6,212 Luisita farmworkers get copies of land title certificates

LUISITA farmworkers burn a replica of the Department of Agrarian Reform’s (DAR) application to purchase and farm undertaking certificate to symbolize their defiance against the DAR’s questionable process. The protest was held in front of the Supreme Court in Manila last August. NIÑO JESUS ORBETA

CITY OF SAN FERNANDO—The Department of Agrarian Reform (DAR) finished distributing copies of the certificates of land ownership award (CLOA) to more than 6,000 farmworkers in Hacienda Luisita on Friday despite questions and protests raised by some beneficiaries.

“The land in Luisita is now theirs,” Agrarian Reform Secretary Virgilio de los Reyes said in a statement, referring to the holders of 5,718 CLOAs. The certificates were given out in the 10 villages within Luisita from Sept. 30 to Oct. 18.

The release of the CLOAs took place 56 years after Don Jose Cojuangco Sr., President Aquino’s maternal grandfather, bought the estate using government loans. His grandson enforced the decision imposed by the Presidential Agrarian Reform Council passed down in 2006, which the Supreme Court upheld in 2012.

The DAR data showed that 6,189 CLOAs were generated, or 92.39 percent of the CLOAs registered with the Registry of Deeds in Tarlac.

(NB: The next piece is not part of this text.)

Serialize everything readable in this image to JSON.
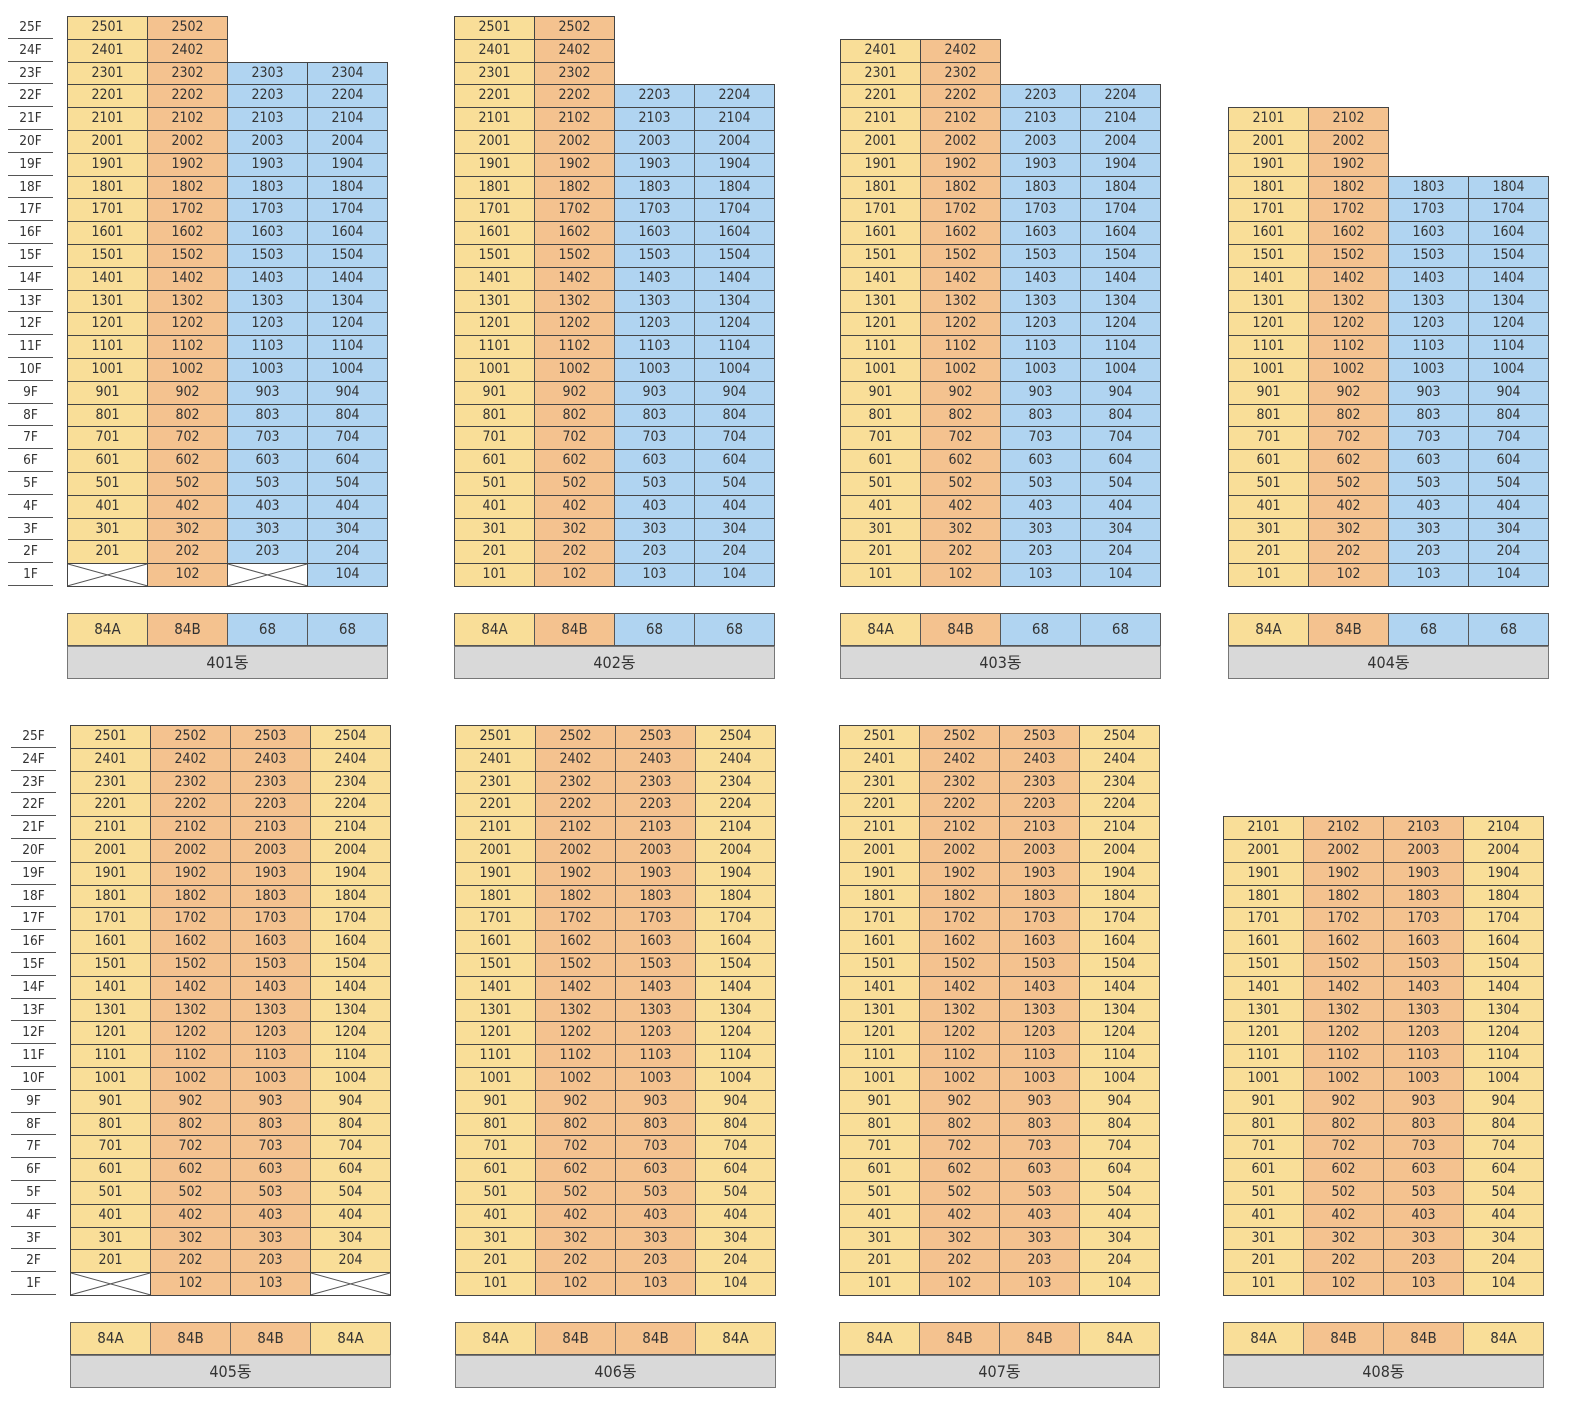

The titles cover 4,099 hectares while the total beneficiaries counted 6,212.

Those who did not sign the documents to enable them to get the CLOAs have lived elsewhere, have left for abroad or are protesting DAR’s land distribution processes, Inquirer sources said.

The last day of CLOA distribution happened in Barangay Mapalaqsiao in Tarlac City. Here, 663 of 745 farmworkers received their CLOAs despite a protest by Alyansa ng mga Manggagawang Bukid sa Asyenda Luisita (Ambala) and Unyon ng Manggagawa sa Agrikultura (UMA), according to Antonio Parungao, DAR undersecretary for legal affairs.

Ambala, which filed the original case to cancel the stocks distribution program— the first form of agrarian reform in the estate—and give the land free to farmworkers, continues to assert nonpayment since, it said, they had already given out their labor.

Parungao insisted that the execution of the application to purchase and farmers’ undertaking (APFU) is a “mandatory legal requirement, which must be complied with to pave the way for the generation and registration of a beneficiary’s CLOA.”

“It contains, in plain and understandable language, the beneficiary’s obligations as such under the law,” he said.

Ambala has questioned the processes the DAR has undertaken in the distribution of lands in Luisita but Parungao said the agency “implemented the Supreme Court decision.”

The high court upheld the 2006 decision of the Presidential Agrarian Reform Council to give the land to farmworkers. Before this, farmworkers and mill workers mounted a joint strike, where seven workers died when strikers fought off government troops from regaining entry to the mill in November 2004.

Still unresolved is the special audit of the books of Hacienda Luisita to facilitate the payment of P1.3 billion from the proceeds of the sale of 500 ha to Rizal Commercial Banking Corp. and 80.51 ha for portions of the Subic-Clark-Tarlac Expressway. The audit firm chosen by the DAR and Luisita was not acceptable to Ambala.

Only 339 APFU, or 5.45 percent of the total, remained unsigned, according to Parungao.

“This means that the overwhelming majority of beneficiaries (94.5 percent) do not find the APFU objectionable, especially as they only get to pay a maximum of around P61 a month for the first three years for their farm lot,” he said.

De los Reyes said the DAR would next install the beneficiaries on their farm lots when sugar cane harvesting ends next month. Land boundaries would be placed when the areas are cleared, he said.

He said the DAR would also test soil samples to determine the support services the agency would offer to the beneficiaries in terms of their preferred crops.